まずは買い物をしに最寄りのスーパーマーケットに寄った。
「おれ、母さんに電話するわ。適当にかごに入れておいてくれ」
「うん、わかった」
たえみさんが返事をした。
兄貴が電話をかけ始めた。
「もしもし、母さん。久しぶり。——ああ、元気だよ。後から食材買って行くから調理してくれないか? ――ああ、一緒だよ。——それは行ったら説明するから待っててくれ、じゃあ、後で」
「北海道と言えばジンギスカンだよな!」
兄貴は張り切っている様子。
「ジンギスカン? 何の肉?」
東京で生活しいているからかたえみさんはジンギスカンを知らないようだ。
「羊の肉だ」
そう兄貴は説明した。すると、
「へー。羊の肉食べれるんだー」
と、言った。食べれるかどうか知らないとは驚きだ。
「スーパーにも売ってるだろ。東京で」
「私、肉と言えば豚、牛、鶏しか知らない」
兄貴は苦笑いを浮かべている。俺はそれを聞いて更に驚いた。
「マジか。羊の肉って東京じゃ認知されてないのか?」
俺は不思議になり訊いた。
「そんなことはないけどな。ただ、こいつが知らないだけだと思う」
「あっ! 亮。また私のこと馬鹿にしてる」
「そんなことはないけど、羊の肉が食べれるかどうかを知らないのは初耳だ」
買い物かごを俺と兄貴で1つずつ持ってジンギスカンとカルビ、焼き鳥を2パックずつかごに入れ、母は刺身が好きだから刺身の盛り合わせを1パック入れた。それから飲み物はお茶、リンゴジュースをそれぞれ2ℓを1本ずつ、ビールを350mlを1パックかごに入れた。

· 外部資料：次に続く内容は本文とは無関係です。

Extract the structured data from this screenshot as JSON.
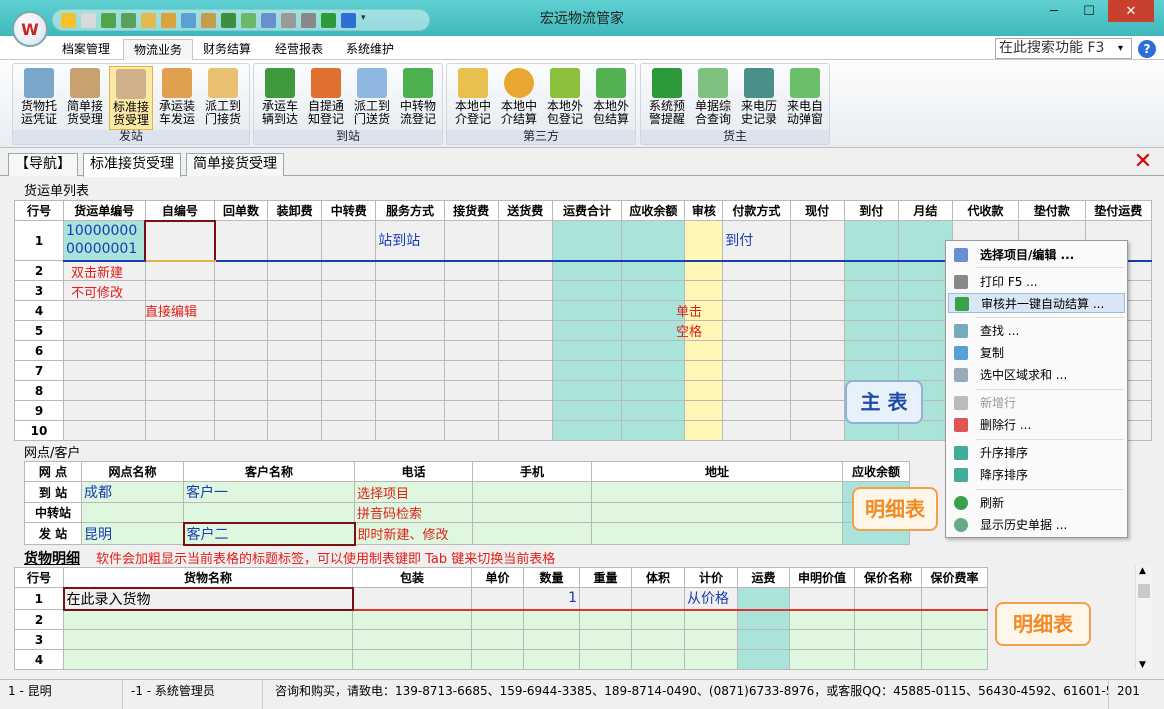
{
  "titlebar": {
    "title": "宏远物流管家",
    "minimize": "─",
    "maximize": "☐",
    "close": "✕"
  },
  "menu": {
    "items": [
      "档案管理",
      "物流业务",
      "财务结算",
      "经营报表",
      "系统维护"
    ],
    "search_value": "在此搜索功能 F3",
    "help": "?"
  },
  "ribbon": {
    "groups": [
      {
        "label": "发站",
        "buttons": [
          "货物托\n运凭证",
          "简单接\n货受理",
          "标准接\n货受理",
          "承运装\n车发运",
          "派工到\n门接货"
        ]
      },
      {
        "label": "到站",
        "buttons": [
          "承运车\n辆到达",
          "自提通\n知登记",
          "派工到\n门送货",
          "中转物\n流登记"
        ]
      },
      {
        "label": "第三方",
        "buttons": [
          "本地中\n介登记",
          "本地中\n介结算",
          "本地外\n包登记",
          "本地外\n包结算"
        ]
      },
      {
        "label": "货主",
        "buttons": [
          "系统预\n警提醒",
          "单据综\n合查询",
          "来电历\n史记录",
          "来电自\n动弹窗"
        ]
      }
    ]
  },
  "doctabs": {
    "nav": "【导航】",
    "tab1": "标准接货受理",
    "tab2": "简单接货受理",
    "close": "✕"
  },
  "main_table": {
    "section_label": "货运单列表",
    "headers": [
      "行号",
      "货运单编号",
      "自编号",
      "回单数",
      "装卸费",
      "中转费",
      "服务方式",
      "接货费",
      "送货费",
      "运费合计",
      "应收余额",
      "审核",
      "付款方式",
      "现付",
      "到付",
      "月结",
      "代收款",
      "垫付款",
      "垫付运费"
    ],
    "row1": {
      "no": "1",
      "waybill_a": "10000000",
      "waybill_b": "00000001",
      "service": "站到站",
      "payment": "到付"
    },
    "row_numbers": [
      "2",
      "3",
      "4",
      "5",
      "6",
      "7",
      "8",
      "9",
      "10"
    ],
    "notes": {
      "dbl_click": "双击新建",
      "no_modify": "不可修改",
      "direct_edit": "直接编辑",
      "click1": "单击",
      "click2": "空格"
    }
  },
  "outlet_table": {
    "section_label": "网点/客户",
    "headers": [
      "网  点",
      "网点名称",
      "客户名称",
      "电话",
      "手机",
      "地址",
      "应收余额"
    ],
    "rows": [
      {
        "label": "到  站",
        "name": "成都",
        "customer": "客户一",
        "note": "选择项目"
      },
      {
        "label": "中转站",
        "name": "",
        "customer": "",
        "note": "拼音码检索"
      },
      {
        "label": "发  站",
        "name": "昆明",
        "customer": "客户二",
        "note": "即时新建、修改"
      }
    ]
  },
  "goods_table": {
    "section_label": "货物明细",
    "hint": "软件会加粗显示当前表格的标题标签，可以使用制表键即 Tab 键来切换当前表格",
    "headers": [
      "行号",
      "货物名称",
      "包装",
      "单价",
      "数量",
      "重量",
      "体积",
      "计价",
      "运费",
      "申明价值",
      "保价名称",
      "保价费率"
    ],
    "row1": {
      "no": "1",
      "name": "在此录入货物",
      "qty": "1",
      "pricing": "从价格"
    },
    "row_numbers": [
      "2",
      "3",
      "4"
    ]
  },
  "context_menu": {
    "items": [
      "选择项目/编辑 ...",
      "打印 F5 ...",
      "审核并一键自动结算 ...",
      "查找 ...",
      "复制",
      "选中区域求和 ...",
      "新增行",
      "删除行 ...",
      "升序排序",
      "降序排序",
      "刷新",
      "显示历史单据 ..."
    ]
  },
  "badges": {
    "main": "主 表",
    "detail1": "明细表",
    "detail2": "明细表"
  },
  "status": {
    "outlet": "1 - 昆明",
    "user": "-1 - 系统管理员",
    "contact": "咨询和购买，请致电：139-8713-6685、159-6944-3385、189-8714-0490、(0871)6733-8976，或客服QQ：45885-0115、56430-4592、61601-5435",
    "year": "201"
  },
  "colors": {
    "titlebar": "#3fb8bb",
    "teal_cell": "#a9e3d9",
    "green_cell": "#dff7df",
    "yellow_cell": "#fff7b8",
    "annotation_red": "#e0201a",
    "badge_blue": "#1f49a8",
    "badge_orange": "#f08a24"
  }
}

会計を済ませた後、買った物を俺と兄貴で分けて運んだ。結構重いからたえみさんに持たせるわけにいかない。
車のトランクを開け、買い物袋を2つ置いた。
「肉だよ、肉! 旨いぞー!」
兄貴は食べる気満々だ。
それから俺の住むアパートに向かった。俺は運転しながら言った。
「古いアパートだが気にしないでくれ。それと、俺、パソコンで作業してるからその資料を置きっぱなしだけどそれも片付けるから気にしないで欲しい」
「お前がだらしないのは今始まったわけじゃないだろ」
「そうだけど、病気になって更に掃除が苦手になってさ」
「まあ、それは仕方ないな」
病気は親でもなかなか理解してもらえないのに、ましてや病名も言っていないのに兄貴は受け入れてくれた。さすが。
早速、荷物を2人分俺のアパートに置き、必要なスマホと財布を持って再び家を出て実家に向かった。